MOHAMMED Morsi has shown little sign of buckling under pressure from protesters, confident that the Islamists, who have dominated both elections since Hosni Mubarak was overthrown, can win the referendum and the parliamentary election to follow.
Mahmoud Hussein, the Brotherhood’s secretary-general, yesterday said holding the constitutional referendum was the only way out of the crisis, dismissing the opposition as “remnants of the [Mubarak] regime, thugs and people working for foreign agendas”.
As well as relying on his Brotherhood power base, Mr Morsi may also tap into a popular yearning for stability and economic revival after almost two years of turmoil.
Egypt’s pound hit an eight-year low yesterday after previously firming on hopes that a $4.8 billion (£2.9bn)IMF loan would stabilise the economy.
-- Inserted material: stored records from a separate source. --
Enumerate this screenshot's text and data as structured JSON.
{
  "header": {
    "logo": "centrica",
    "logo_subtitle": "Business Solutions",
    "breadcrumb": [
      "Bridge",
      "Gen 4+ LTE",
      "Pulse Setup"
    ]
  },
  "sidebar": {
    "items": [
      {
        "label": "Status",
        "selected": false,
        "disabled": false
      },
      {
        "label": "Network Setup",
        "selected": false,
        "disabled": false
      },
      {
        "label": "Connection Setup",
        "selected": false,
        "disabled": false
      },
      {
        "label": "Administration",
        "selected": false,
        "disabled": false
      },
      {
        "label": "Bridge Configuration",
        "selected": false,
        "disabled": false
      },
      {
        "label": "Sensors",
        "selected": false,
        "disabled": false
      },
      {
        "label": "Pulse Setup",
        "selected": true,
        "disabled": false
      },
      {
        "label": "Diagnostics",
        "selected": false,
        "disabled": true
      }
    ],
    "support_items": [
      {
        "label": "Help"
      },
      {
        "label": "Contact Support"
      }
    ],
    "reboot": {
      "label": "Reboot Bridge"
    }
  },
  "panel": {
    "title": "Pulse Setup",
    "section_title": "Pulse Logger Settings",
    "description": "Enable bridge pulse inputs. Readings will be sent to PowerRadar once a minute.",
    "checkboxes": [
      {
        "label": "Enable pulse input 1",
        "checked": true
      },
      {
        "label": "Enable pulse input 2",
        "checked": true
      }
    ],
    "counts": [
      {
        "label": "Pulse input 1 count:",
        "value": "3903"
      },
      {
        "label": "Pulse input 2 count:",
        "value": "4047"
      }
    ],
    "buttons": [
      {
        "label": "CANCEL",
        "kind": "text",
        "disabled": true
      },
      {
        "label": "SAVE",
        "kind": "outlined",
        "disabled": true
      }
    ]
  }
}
The stock market fell 4.6 per cent.
But the opposition, for its part, is refusing to engage in talks unless Mr Morsi rescinds the decrees giving him near unrestricted powers and shelves the draft constitution, which this Islamist allies rushed through last week. Mohammed ElBaradei, a leading opposition reform advocate, said that Mr Morsi’s rule was “no different” than Mubarak’s.
“In fact, it is perhaps even worse,” the Nobel Peace Prize laureate told a news conference after he accused the president’s supporters of a “vicious and deliberate” attack on peaceful demonstrators outside the palace in Cairo.